Читаем Хоккенхаймская ведьма полностью

А она рукой им машет, мол, вешайте простыни, а сама продолжает кашлять. Но они смотрят на неё, побросали работу, стоят, волнуются. А она стала кашлем заходиться, аж надрывается, сгибается, разгибается и дерёт себе кашлем горло, смотреть страшно. Бабы за Ульрикой побежали, а она завалилась на только что выжатые простыни и дёргается, дёргается, воздуха ей не хватает. Ей одна из баб хотела воды дать, Анхен и хотела попить, да расплескала на себя всю воду, и продолжала кашлем заходиться. Прекрасное лицо пунцовым стало. Прибежала Ульрика перепуганная, Анхен взяла за плечи, встряхнула, прижала к себе, а та всё кашляла, и заговорила Ульрика тихо и настойчиво, словно ругала кого-то.

— Отойди, отойди, оставь горло её, сними руку с него.

Шептала, шептала, а сама стала сестру прижимать к груди как дитя, поглаживал её по голове, и Анхен вдруг задышала, сразу отлегло, кашель на убыль пошёл, а как смогла говорить благочестивая Анхен, сказала подруге:

— Прахом всё, прахом.

— Что прахом? — спрашивала та волнуясь. — Говори же, сердце моё.

Ничего не ответила Анхен, зарыдала, и прильнула к плечу Ульрики.

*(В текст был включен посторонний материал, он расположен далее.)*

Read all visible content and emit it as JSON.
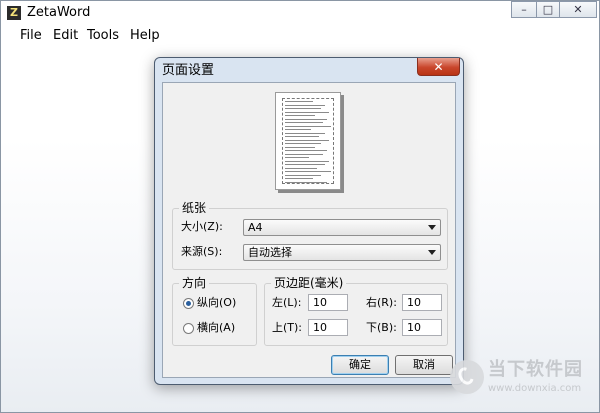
{
  "app": {
    "title": "ZetaWord",
    "icon_letter": "Z",
    "window_controls": [
      "–",
      "□",
      "✕"
    ]
  },
  "menu": [
    {
      "label": "File"
    },
    {
      "label": "Edit"
    },
    {
      "label": "Tools"
    },
    {
      "label": "Help"
    }
  ],
  "dialog": {
    "title": "页面设置",
    "close_glyph": "✕",
    "paper": {
      "legend": "纸张",
      "size_label": "大小(Z):",
      "size_value": "A4",
      "source_label": "来源(S):",
      "source_value": "自动选择"
    },
    "orientation": {
      "legend": "方向",
      "portrait_label": "纵向(O)",
      "landscape_label": "横向(A)",
      "selected": "portrait"
    },
    "margins": {
      "legend": "页边距(毫米)",
      "left_label": "左(L):",
      "left_value": "10",
      "right_label": "右(R):",
      "right_value": "10",
      "top_label": "上(T):",
      "top_value": "10",
      "bottom_label": "下(B):",
      "bottom_value": "10"
    },
    "ok_label": "确定",
    "cancel_label": "取消"
  },
  "watermark": {
    "text": "当下软件园",
    "url": "www.downxia.com"
  },
  "colors": {
    "dialog_frame": "#d9e4f1",
    "close_button": "#c9462c",
    "radio_selected": "#2a5f9e"
  }
}
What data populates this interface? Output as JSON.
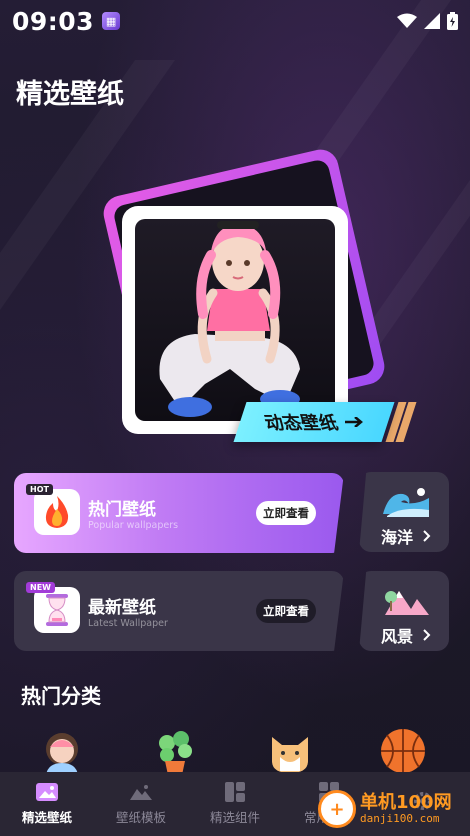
{
  "status_bar": {
    "time": "09:03"
  },
  "page": {
    "title": "精选壁纸"
  },
  "hero": {
    "tag_label": "动态壁纸"
  },
  "cards": {
    "hot": {
      "badge": "HOT",
      "title": "热门壁纸",
      "subtitle": "Popular wallpapers",
      "button": "立即查看"
    },
    "new": {
      "badge": "NEW",
      "title": "最新壁纸",
      "subtitle": "Latest Wallpaper",
      "button": "立即查看"
    },
    "ocean": {
      "label": "海洋"
    },
    "scenery": {
      "label": "风景"
    }
  },
  "categories": {
    "title": "热门分类"
  },
  "nav": {
    "items": [
      {
        "label": "精选壁纸",
        "active": true
      },
      {
        "label": "壁纸模板",
        "active": false
      },
      {
        "label": "精选组件",
        "active": false
      },
      {
        "label": "常用组件",
        "active": false
      }
    ]
  },
  "watermark": {
    "name": "单机100网",
    "url": "danji100.com"
  },
  "colors": {
    "accent_purple": "#b06df2",
    "cyan_tag": "#5fe3ff",
    "nav_bg": "#2a2634"
  }
}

Прижалась к ней крепко, как от беды спряталась. И остальные бабы, что были тут, тоже почувствовали недоброе, перепугала их старшая сестра, тоже плакать стали, вытирали глаза передниками, стояли вокруг и рыдали глядя на Анхен и Ульрику.

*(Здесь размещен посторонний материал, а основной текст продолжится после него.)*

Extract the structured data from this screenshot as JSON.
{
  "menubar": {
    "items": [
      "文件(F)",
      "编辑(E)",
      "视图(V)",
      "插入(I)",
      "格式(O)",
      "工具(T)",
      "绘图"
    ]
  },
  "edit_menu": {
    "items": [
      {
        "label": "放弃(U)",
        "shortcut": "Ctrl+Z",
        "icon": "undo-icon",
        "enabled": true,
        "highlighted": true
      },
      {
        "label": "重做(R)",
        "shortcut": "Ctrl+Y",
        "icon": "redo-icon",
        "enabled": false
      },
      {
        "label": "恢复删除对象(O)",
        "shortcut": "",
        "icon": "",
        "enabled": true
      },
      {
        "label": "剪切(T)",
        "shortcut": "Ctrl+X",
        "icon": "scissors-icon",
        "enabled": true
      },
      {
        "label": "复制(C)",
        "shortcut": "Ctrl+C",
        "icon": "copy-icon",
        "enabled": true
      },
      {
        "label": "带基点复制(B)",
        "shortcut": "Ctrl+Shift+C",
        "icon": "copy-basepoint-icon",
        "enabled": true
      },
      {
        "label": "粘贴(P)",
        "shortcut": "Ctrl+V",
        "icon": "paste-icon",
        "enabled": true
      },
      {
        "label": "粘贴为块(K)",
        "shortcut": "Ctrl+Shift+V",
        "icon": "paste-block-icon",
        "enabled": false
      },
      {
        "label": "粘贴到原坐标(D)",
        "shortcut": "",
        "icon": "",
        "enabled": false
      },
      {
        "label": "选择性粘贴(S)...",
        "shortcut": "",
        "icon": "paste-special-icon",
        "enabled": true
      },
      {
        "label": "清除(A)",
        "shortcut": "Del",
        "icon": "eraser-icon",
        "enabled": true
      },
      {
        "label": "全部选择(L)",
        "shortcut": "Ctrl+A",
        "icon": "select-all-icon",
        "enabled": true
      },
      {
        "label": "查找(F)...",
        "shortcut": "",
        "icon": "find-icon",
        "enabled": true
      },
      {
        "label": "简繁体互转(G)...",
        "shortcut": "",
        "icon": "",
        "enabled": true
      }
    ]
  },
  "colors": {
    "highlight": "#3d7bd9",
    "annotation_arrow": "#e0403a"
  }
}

Волков как будто не лежал при смерти, поверить в такое было невозможно, но от болезни только худоба, да усталость страшная остались. Сидел под вечер уже за столом в исподнем. Ел. Сам удивился, без памяти был столько дней, а очнулся — не болен, и чистый ещё, как будто мылся недавно, и одежда чиста. Только бриться нужно. За это он Ёгана хвалил, а Ёган сказал, что мыть его помогал Сыч, и монах, и даже Максимилиан немного — воду носил. Про Агнес ни слова не сказал. Ведь она мыть господина не помогала. Ну, а что ждать от дурака деревенского, впрочем, то, что это она его от лютой болезни спасла кавалер и сам знал.

Костляв, небрит, волосы сальны как у приказчика какого, такого, что в купальню не ходит. Ест ложкой похлёбку из бобов с говядиной, хлеб не ломает на тарелке, кусает горбушку. Рубаха проста как у мужика, исподнее тоже, босые ноги на дорогом ковре смотрятся нелепо. Разве так господин должен жить и есть? Солдафон он и есть солдафон, хоть графом его назначь. Всё не так у него как надобно.

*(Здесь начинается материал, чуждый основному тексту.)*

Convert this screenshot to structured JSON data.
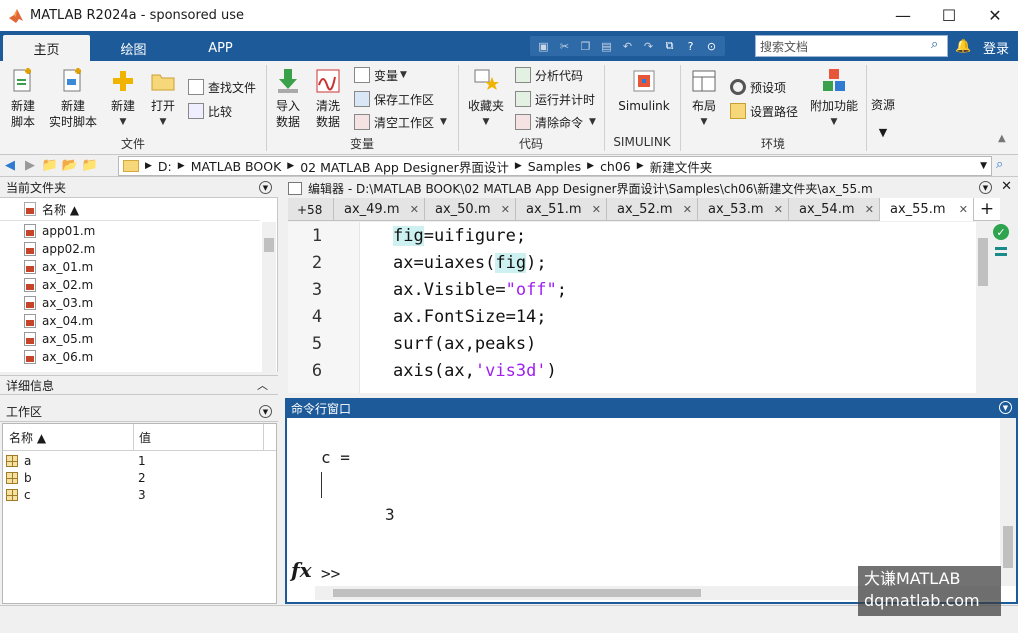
{
  "window": {
    "title": "MATLAB R2024a - sponsored use",
    "minimize": "—",
    "maximize": "☐",
    "close": "✕"
  },
  "tabs": [
    "主页",
    "绘图",
    "APP"
  ],
  "search": {
    "placeholder": "搜索文档"
  },
  "login": "登录",
  "ribbon": {
    "file": {
      "new_script": [
        "新建",
        "脚本"
      ],
      "new_live": [
        "新建",
        "实时脚本"
      ],
      "new": "新建",
      "open": "打开",
      "find_files": "查找文件",
      "compare": "比较",
      "group": "文件"
    },
    "variable": {
      "import": [
        "导入",
        "数据"
      ],
      "clean": [
        "清洗",
        "数据"
      ],
      "variable": "变量",
      "save_ws": "保存工作区",
      "clear_ws": "清空工作区",
      "group": "变量"
    },
    "code": {
      "favorites": "收藏夹",
      "analyze": "分析代码",
      "run_time": "运行并计时",
      "clear_cmds": "清除命令",
      "group": "代码"
    },
    "simulink": {
      "label": "Simulink",
      "group": "SIMULINK"
    },
    "env": {
      "layout": "布局",
      "prefs": "预设项",
      "set_path": "设置路径",
      "addons": "附加功能",
      "group": "环境"
    },
    "resources": "资源"
  },
  "path": [
    "D:",
    "MATLAB BOOK",
    "02 MATLAB App Designer界面设计",
    "Samples",
    "ch06",
    "新建文件夹"
  ],
  "current_folder": {
    "title": "当前文件夹",
    "col_name": "名称 ▲",
    "files": [
      "app01.m",
      "app02.m",
      "ax_01.m",
      "ax_02.m",
      "ax_03.m",
      "ax_04.m",
      "ax_05.m",
      "ax_06.m"
    ],
    "details": "详细信息"
  },
  "workspace": {
    "title": "工作区",
    "col_name": "名称 ▲",
    "col_value": "值",
    "rows": [
      {
        "name": "a",
        "value": "1"
      },
      {
        "name": "b",
        "value": "2"
      },
      {
        "name": "c",
        "value": "3"
      }
    ]
  },
  "editor": {
    "title": "编辑器 - D:\\MATLAB BOOK\\02 MATLAB App Designer界面设计\\Samples\\ch06\\新建文件夹\\ax_55.m",
    "overflow": "+58",
    "tabs": [
      "ax_49.m",
      "ax_50.m",
      "ax_51.m",
      "ax_52.m",
      "ax_53.m",
      "ax_54.m",
      "ax_55.m"
    ],
    "active_tab": "ax_55.m",
    "lines": [
      "1",
      "2",
      "3",
      "4",
      "5",
      "6"
    ]
  },
  "command": {
    "title": "命令行窗口",
    "output_var": "c =",
    "output_val": "3",
    "prompt": ">>"
  },
  "watermark": [
    "大谦MATLAB",
    "dqmatlab.com"
  ]
}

Агнес, сидя за столом напротив, молча смотрит на него, неодобрительно. Он взгляд её поймал, есть не перестал, ложку не бросил. Засмеялся:

— Голодна?

— Сыта. Благодарю вас, — отвечал она, показывая, что недовольна.

— Чего ты зла?

— Отчего же зла, не зла, — отвечала Агнес, — устала с дороги.

— Устала? Да как же ты устала, раз не торопилась, ехала? — говорит он с усмешкой, а сам ест.

Вот тебе и на, вот и благодарность. Агнес летела, возницу замордовала, понукала и понукала, как мерина старого и ленивого. Все бока и зад в тарантасе отбила, спала невесть где, ела невесть что, жизнь ему в который раз, спасла и тут на тебе. Не торопилась! Благодарность, однако!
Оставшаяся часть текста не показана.